The best performing NLP models to date are learned from large volumes
of manually-annotated data. For tasks like part-of-speech tagging and grammatical
parsing, high performance can be achieved with plentiful supervised data. However,
such resources are extremely costly to produce, making them an unlikely option for
building NLP tools in under-resourced languages or domains.
This dissertation is concerned with reducing the annotation required to learn
NLP models, with the goal of opening up the range of domains and languages to
which NLP technologies may be applied. In this work, we explore the possibility
of learning from a degree of supervision that is at or close to the amount that could
reasonably be collected from annotators for a particular domain or language that
currently has none. We show that just a small amount of annotation input — even
that which can be collected in just a few hours — can provide enormous advantages
if we have learning algorithms that can appropriately exploit it.
This work presents new algorithms, models, and approaches designed to
learn grammatical information from weak supervision. In particular, we look at
ways of intersecting a variety of different forms of supervision in complementary
ways, thus lowering the overall annotation burden. Sources of information include
tag dictionaries, morphological analyzers, constituent bracketings, and partial tree
annotations, as well as unannotated corpora. For example, we present algorithms
that are able to combine faster-to-obtain type-level annotation with unannotated text
to remove the need for slower-to-obtain token-level annotation.
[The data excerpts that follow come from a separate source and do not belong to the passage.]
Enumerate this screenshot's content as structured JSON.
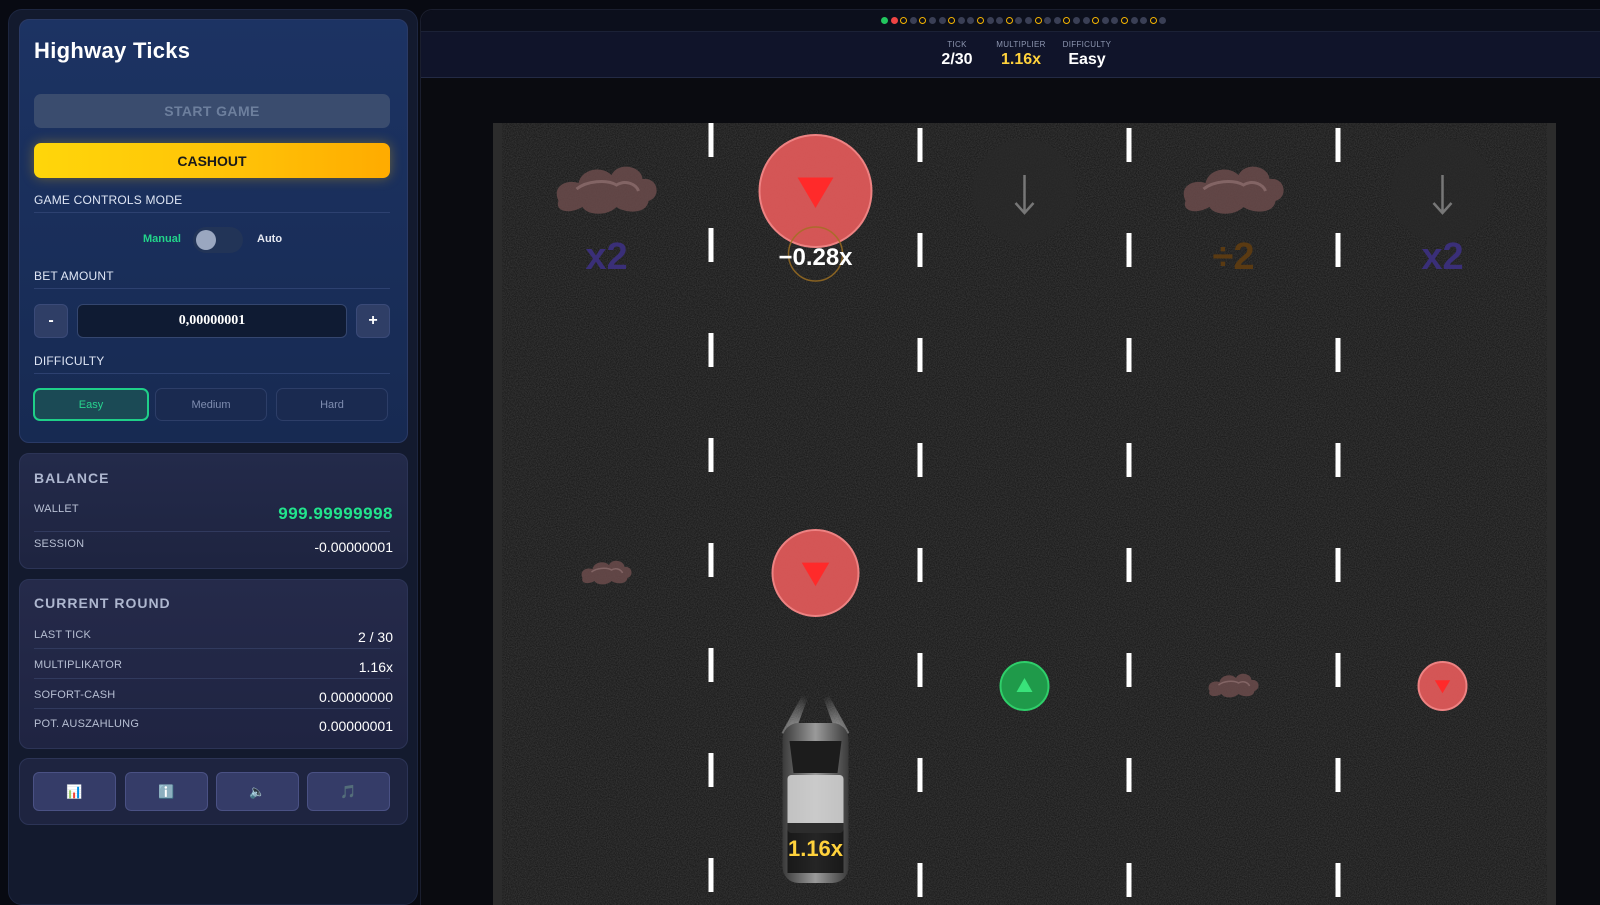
{
  "game": {
    "title": "Highway Ticks",
    "start_label": "START GAME",
    "cashout_label": "CASHOUT",
    "controls_mode_label": "GAME CONTROLS MODE",
    "mode_manual": "Manual",
    "mode_auto": "Auto",
    "mode_selected": "manual",
    "bet_amount_label": "BET AMOUNT",
    "bet_minus": "-",
    "bet_plus": "+",
    "bet_value": "0,00000001",
    "difficulty_label": "DIFFICULTY",
    "difficulties": [
      "Easy",
      "Medium",
      "Hard"
    ],
    "difficulty_selected": "Easy"
  },
  "balance": {
    "heading": "BALANCE",
    "wallet_label": "WALLET",
    "wallet_value": "999.99999998",
    "session_label": "SESSION",
    "session_value": "-0.00000001"
  },
  "round": {
    "heading": "CURRENT ROUND",
    "last_tick_label": "LAST TICK",
    "last_tick_value": "2 / 30",
    "multiplier_label": "MULTIPLIKATOR",
    "multiplier_value": "1.16x",
    "instant_cash_label": "SOFORT-CASH",
    "instant_cash_value": "0.00000000",
    "payout_label": "POT. AUSZAHLUNG",
    "payout_value": "0.00000001"
  },
  "tools": [
    {
      "name": "stats-button",
      "icon": "bar-chart-icon",
      "glyph": "📊"
    },
    {
      "name": "info-button",
      "icon": "info-icon",
      "glyph": "ℹ️"
    },
    {
      "name": "sound-button",
      "icon": "speaker-icon",
      "glyph": "🔈"
    },
    {
      "name": "music-button",
      "icon": "music-note-icon",
      "glyph": "🎵"
    }
  ],
  "hud": {
    "tick_label": "TICK",
    "tick_value": "2/30",
    "multiplier_label": "MULTIPLIER",
    "multiplier_value": "1.16x",
    "difficulty_label": "DIFFICULTY",
    "difficulty_value": "Easy"
  },
  "progress": {
    "total_ticks": 30,
    "states": [
      "won",
      "lost",
      "pending-gold",
      "empty",
      "pending-gold",
      "empty",
      "empty",
      "pending-gold",
      "empty",
      "empty",
      "pending-gold",
      "empty",
      "empty",
      "pending-gold",
      "empty",
      "empty",
      "pending-gold",
      "empty",
      "empty",
      "pending-gold",
      "empty",
      "empty",
      "pending-gold",
      "empty",
      "empty",
      "pending-gold",
      "empty",
      "empty",
      "pending-gold",
      "empty"
    ],
    "colors": {
      "won": "#22c55e",
      "lost": "#ef4444",
      "pending-gold": "#f5b400",
      "empty": "#3a3f55"
    }
  },
  "road": {
    "lane_count": 5,
    "items": [
      {
        "lane": 0,
        "row": 0,
        "type": "oil",
        "label": "x2",
        "label_color": "#3a2f78"
      },
      {
        "lane": 1,
        "row": 0,
        "type": "hazard-red",
        "label": "−0.28x",
        "label_color": "#ffffff"
      },
      {
        "lane": 2,
        "row": 0,
        "type": "arrow-ghost"
      },
      {
        "lane": 3,
        "row": 0,
        "type": "oil",
        "label": "÷2",
        "label_color": "#5a3a12"
      },
      {
        "lane": 4,
        "row": 0,
        "type": "arrow-ghost",
        "label": "x2",
        "label_color": "#3a2f78"
      },
      {
        "lane": 0,
        "row": 1,
        "type": "oil-small"
      },
      {
        "lane": 1,
        "row": 1,
        "type": "hazard-red"
      },
      {
        "lane": 2,
        "row": 2,
        "type": "boost-green"
      },
      {
        "lane": 3,
        "row": 2,
        "type": "oil-small"
      },
      {
        "lane": 4,
        "row": 2,
        "type": "hazard-red-small"
      }
    ],
    "car_lane": 1,
    "car_multiplier": "1.16x",
    "colors": {
      "asphalt": "#121212",
      "edge": "#2c2c2c",
      "marking": "#ffffff",
      "hazard": "#e35a5a",
      "boost": "#1f9a4a",
      "car_label": "#ffd23c"
    }
  }
}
Much of this dissertation describes work on Combinatory Categorial Grammar
(CCG), a grammatical formalism notable for its use of structured, logic-backed
categories that describe how each word and constituent fits into the overall syntax
of the sentence. This work shows how linguistic universals intrinsic to the CCG
formalism itself can be encoded as Bayesian priors to improve learning.
PhD Thesis, Department of Computer Science, The University of Texas at Austin.